MISÉRIA A PASSOS LARGOS


A cidade onde vivo é considerada uma das cidades do país onde há melhor qualidade de vida. Sempre o senti. Vivo aqui há vinte e seis anos e sempre me senti bem. Eu e todos que cá vivem. Tudo é pacífico, o trânsito não provoca engarrafamentos de perder a paciência, não falta nada. Não faltava.
Nunca pensei, até hoje, que iria testemunhar uma situação tão oposta. Mesmo frente ao meu prédio, mesmo no contentor onde despejo diariamente o meu lixo doméstico. Hoje, não me atrevi a deixar ali o saco. Faltou-me a coragem!
Não consegui despejar o meu lixo que um ser humano iria escabulhar para recuperar algo que a minha abundância se atrevera a desperdiçar da mesma forma que já escabulhava os despojos e desperdícios de outros.
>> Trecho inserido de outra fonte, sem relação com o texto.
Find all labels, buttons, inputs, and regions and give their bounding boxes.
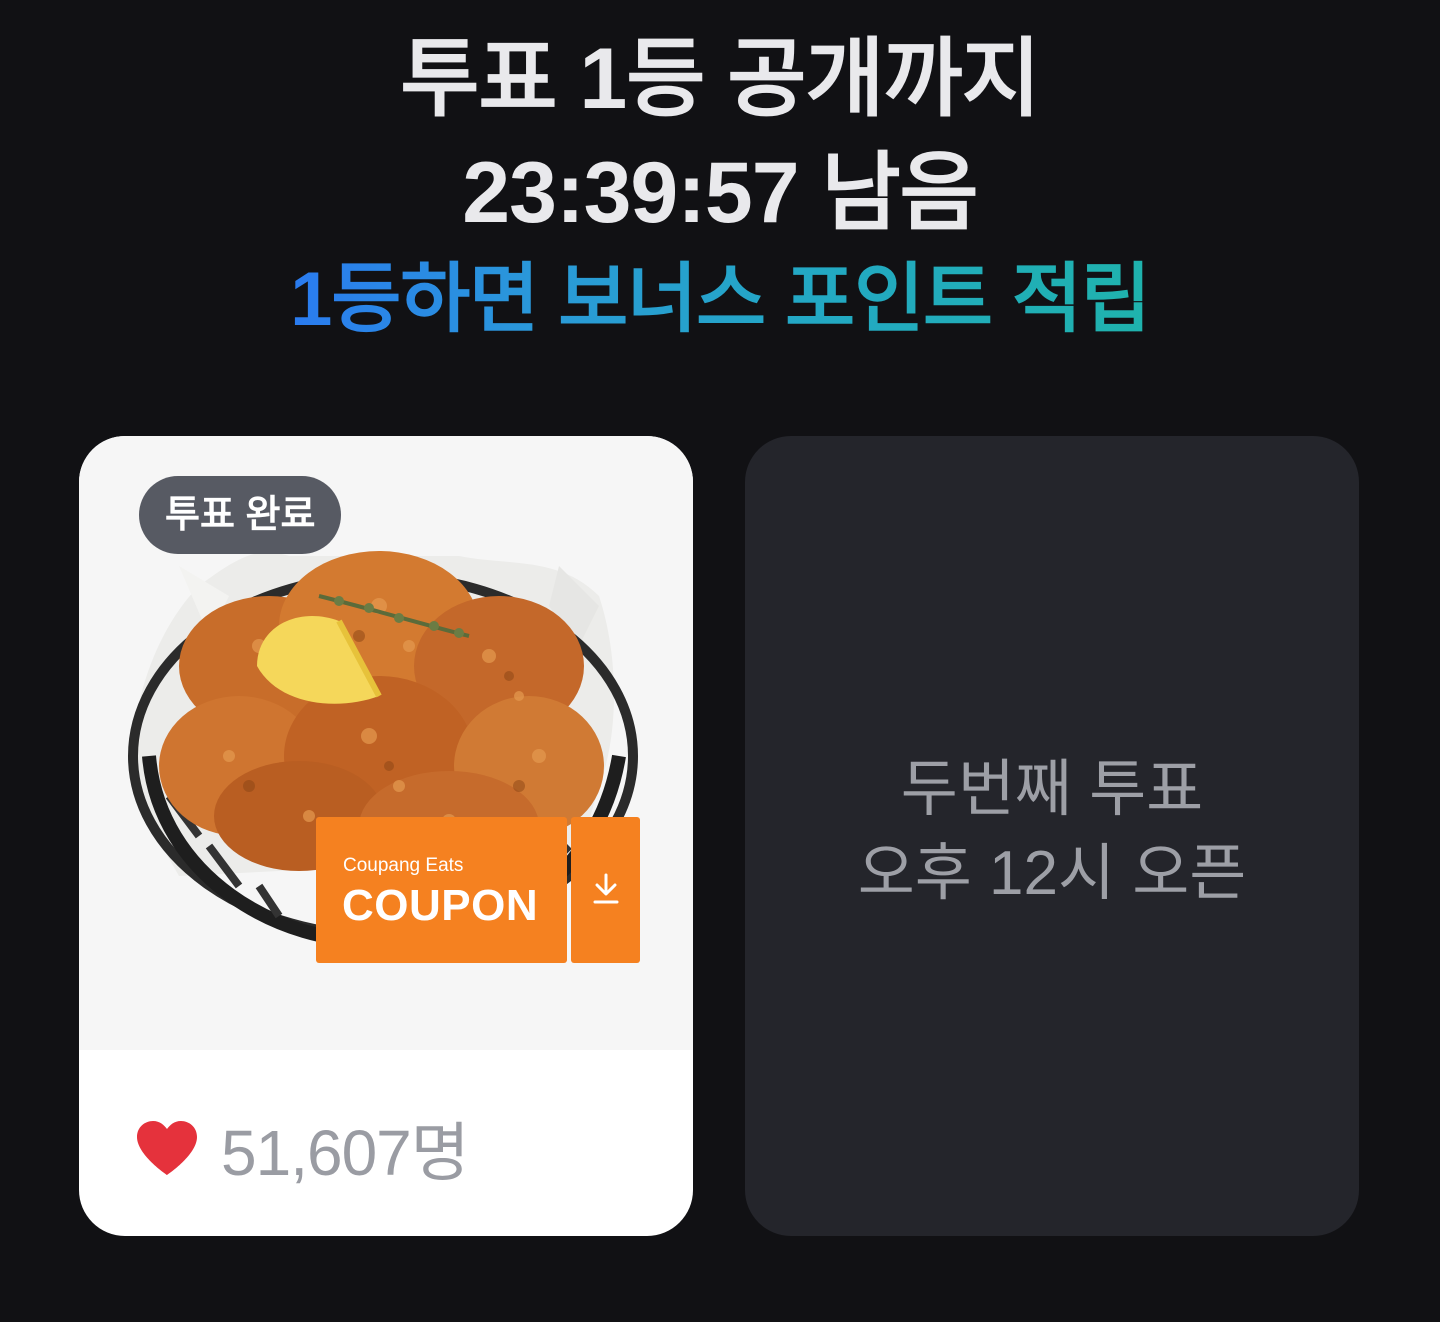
vote-complete-badge: 투표 완료 (139, 476, 342, 554)
coupon-banner[interactable]: Coupang Eats COUPON (316, 817, 567, 963)
countdown-timer: 23:39:57 남음 (462, 145, 978, 241)
coupon-brand: Coupang Eats (343, 855, 464, 876)
coupon-label: COUPON (342, 881, 539, 930)
vote-page: 투표 1등 공개까지 23:39:57 남음 1등하면 보너스 포인트 적립 투… (0, 0, 1440, 1322)
download-icon (593, 873, 619, 904)
vote-card-first[interactable]: 투표 완료 Coupang Eats COUPON 51,607명 (79, 436, 693, 1236)
coupon-product-image[interactable]: 투표 완료 Coupang Eats COUPON (79, 436, 693, 1050)
vote-card-second-locked: 두번째 투표 오후 12시 오픈 (745, 436, 1359, 1236)
next-vote-open-time: 오후 12시 오픈 (857, 839, 1247, 908)
next-vote-title: 두번째 투표 (900, 755, 1204, 824)
heart-icon (137, 1121, 197, 1175)
like-count-row: 51,607명 (135, 1108, 470, 1189)
bonus-message: 1등하면 보너스 포인트 적립 (290, 250, 1151, 350)
like-count: 51,607명 (221, 1117, 470, 1189)
header: 투표 1등 공개까지 23:39:57 남음 1등하면 보너스 포인트 적립 (0, 22, 1440, 350)
countdown-title: 투표 1등 공개까지 (400, 31, 1040, 127)
coupon-download-button[interactable] (571, 817, 640, 963)
next-vote-notice: 두번째 투표 오후 12시 오픈 (745, 748, 1359, 916)
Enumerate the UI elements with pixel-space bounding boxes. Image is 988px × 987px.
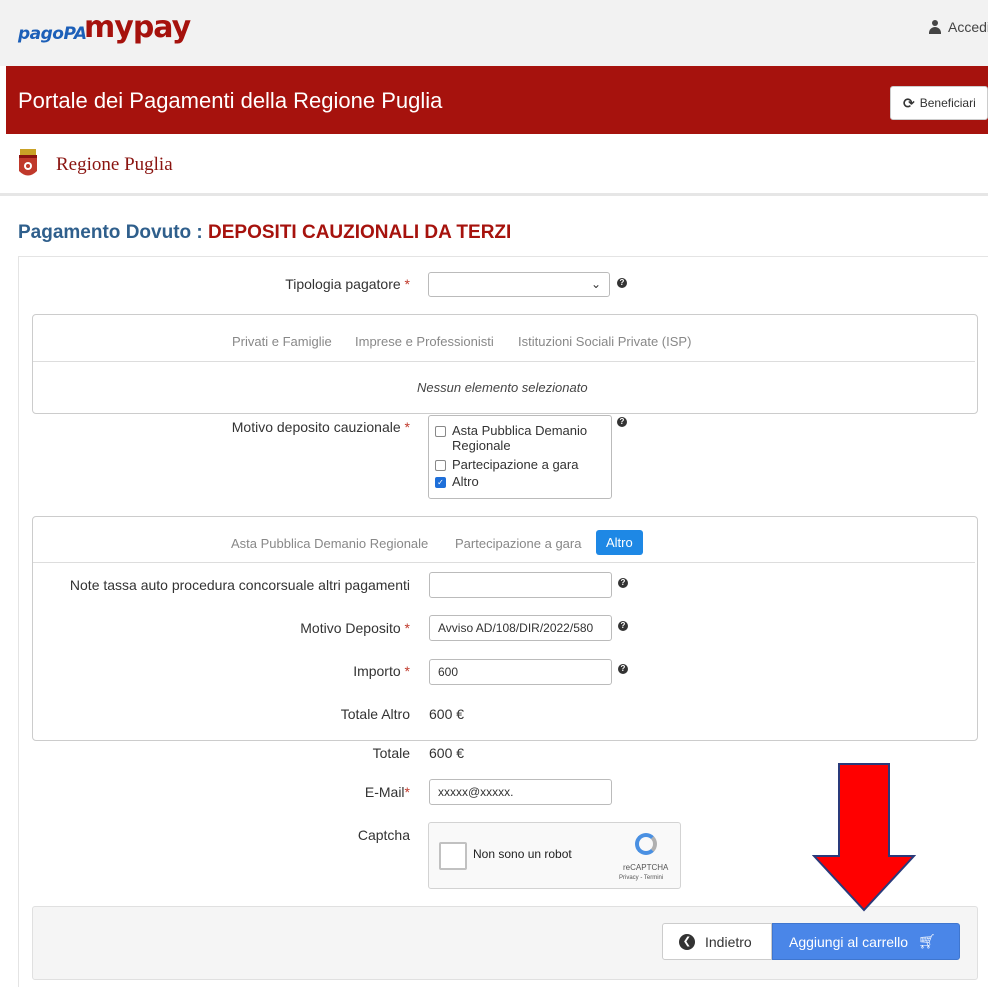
page-title: Pagamento Dovuto : DEPOSITI CAUZIONALI D… [18, 222, 511, 244]
tab-asta[interactable]: Asta Pubblica Demanio Regionale [231, 536, 428, 551]
checkbox[interactable] [435, 426, 446, 437]
tab-isp[interactable]: Istituzioni Sociali Private (ISP) [518, 334, 691, 349]
cart-icon: 🛒︎ [918, 933, 936, 949]
option-gara[interactable]: Partecipazione a gara [435, 457, 578, 472]
help-icon[interactable]: ? [618, 621, 628, 631]
annotation-arrow-icon [812, 763, 916, 912]
page-title-prefix: Pagamento Dovuto : [18, 222, 209, 243]
motivo-deposito-input[interactable]: Avviso AD/108/DIR/2022/580 [429, 615, 612, 641]
email-input[interactable]: xxxxx@xxxxx. [429, 779, 612, 805]
tab-gara[interactable]: Partecipazione a gara [455, 536, 581, 551]
user-icon [928, 20, 942, 34]
motivo-label: Motivo deposito cauzionale * [231, 419, 410, 435]
totale-altro-value: 600 € [429, 706, 465, 722]
help-icon[interactable]: ? [617, 417, 627, 427]
totale-value: 600 € [429, 745, 465, 761]
entity-name: Regione Puglia [56, 154, 173, 175]
option-asta[interactable]: Asta Pubblica Demanio Regionale [435, 423, 605, 453]
importo-input[interactable]: 600 [429, 659, 612, 685]
login-label: Accedi [948, 19, 988, 35]
totale-label: Totale [372, 745, 410, 761]
pagopa-logo[interactable]: pagoPA [18, 24, 87, 44]
help-icon[interactable]: ? [618, 664, 628, 674]
crest-icon [19, 149, 37, 176]
checkbox-checked[interactable]: ✓ [435, 477, 446, 488]
login-link[interactable]: Accedi [928, 19, 988, 35]
add-to-cart-button[interactable]: Aggiungi al carrello 🛒︎ [772, 923, 960, 960]
entity-header: Regione Puglia [0, 135, 988, 196]
recaptcha-widget: Non sono un robot reCAPTCHA Privacy - Te… [428, 822, 681, 889]
refresh-icon: ⟳ [903, 94, 915, 111]
recaptcha-icon [635, 833, 657, 855]
tipologia-tabs-box [32, 314, 978, 414]
email-label: E-Mail* [364, 784, 410, 800]
beneficiari-label: Beneficiari [919, 96, 976, 110]
captcha-label: Captcha [357, 827, 410, 843]
help-icon[interactable]: ? [617, 278, 627, 288]
cart-label: Aggiungi al carrello [789, 933, 909, 950]
empty-selection-text: Nessun elemento selezionato [417, 380, 588, 395]
tipologia-label: Tipologia pagatore * [285, 276, 410, 292]
portal-title: Portale dei Pagamenti della Regione Pugl… [18, 88, 443, 113]
note-label: Note tassa auto procedura concorsuale al… [69, 577, 410, 593]
chevron-left-icon: ❮ [679, 933, 695, 950]
help-icon[interactable]: ? [618, 578, 628, 588]
portal-banner: Portale dei Pagamenti della Regione Pugl… [6, 66, 988, 134]
recaptcha-brand: reCAPTCHA [623, 863, 669, 872]
importo-label: Importo * [353, 663, 410, 679]
page-title-subject: DEPOSITI CAUZIONALI DA TERZI [208, 222, 512, 243]
note-input[interactable] [429, 572, 612, 598]
top-bar: pagoPA mypay Accedi [0, 0, 988, 66]
tipologia-select[interactable]: ⌄ [428, 272, 610, 297]
option-altro[interactable]: ✓ Altro [435, 474, 479, 489]
divider [33, 562, 975, 563]
recaptcha-links[interactable]: Privacy - Termini [619, 875, 663, 881]
motivo-deposito-label: Motivo Deposito * [300, 620, 410, 636]
tab-altro[interactable]: Altro [596, 530, 643, 555]
divider [33, 361, 975, 362]
tab-imprese[interactable]: Imprese e Professionisti [355, 334, 494, 349]
captcha-text: Non sono un robot [473, 847, 572, 861]
captcha-checkbox[interactable] [439, 842, 467, 870]
totale-altro-label: Totale Altro [340, 706, 410, 722]
back-button[interactable]: ❮ Indietro [662, 923, 772, 960]
motivo-checklist: Asta Pubblica Demanio Regionale Partecip… [428, 415, 612, 499]
beneficiari-button[interactable]: ⟳ Beneficiari [890, 86, 988, 120]
mypay-logo[interactable]: mypay [84, 10, 191, 45]
back-label: Indietro [705, 933, 752, 950]
chevron-down-icon: ⌄ [590, 277, 601, 291]
checkbox[interactable] [435, 460, 446, 471]
tab-privati[interactable]: Privati e Famiglie [232, 334, 332, 349]
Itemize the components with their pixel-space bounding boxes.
Operação demorada, a dele!
Isto passou-se hoje, ao início da noite. Num dia em que se festejou (festejou?) o Dia do Trabalhador. Este homem gostaria, provavelmente, de ser um trabalhador e de ter trabalhado neste 1º de maio.
Isto passou-se hoje, no final de um dia em que a população portuguesa se atropelou, se esgadanhou, se digladiou numa cadeia de hipermercados para comprar indiscriminadamente, sem critério ou necessidade, e gastou mais de 100€ para poupar 50%. E gastou tempo e paciência e tolerância e, certamente, comprou produtos que nunca vai gastar. Um dia mais tarde, é quase certo, estes produtos irão parar ao contentor onde este homem irá de novo vasculhar para encontrar algo que encha a sua panela.
Este homem viveu o feriado do trabalhador mas não o festejou.
Este homem não teve 100€ para ir a correr gastá-lo no hipermercado da louca promoção.
Este homem não teve comida no prato.
Este homem festeja a vida com os restos que encontra no contentor do lixo.
Está a ficar assim a cidade onde vivo? Se é uma das cidades com melhor qualidade de vida do país, como anda o país?
Tenho vergonha! Se os olhos não veem, o coração não sente. Os meus olhos viram. Doeu. Dói.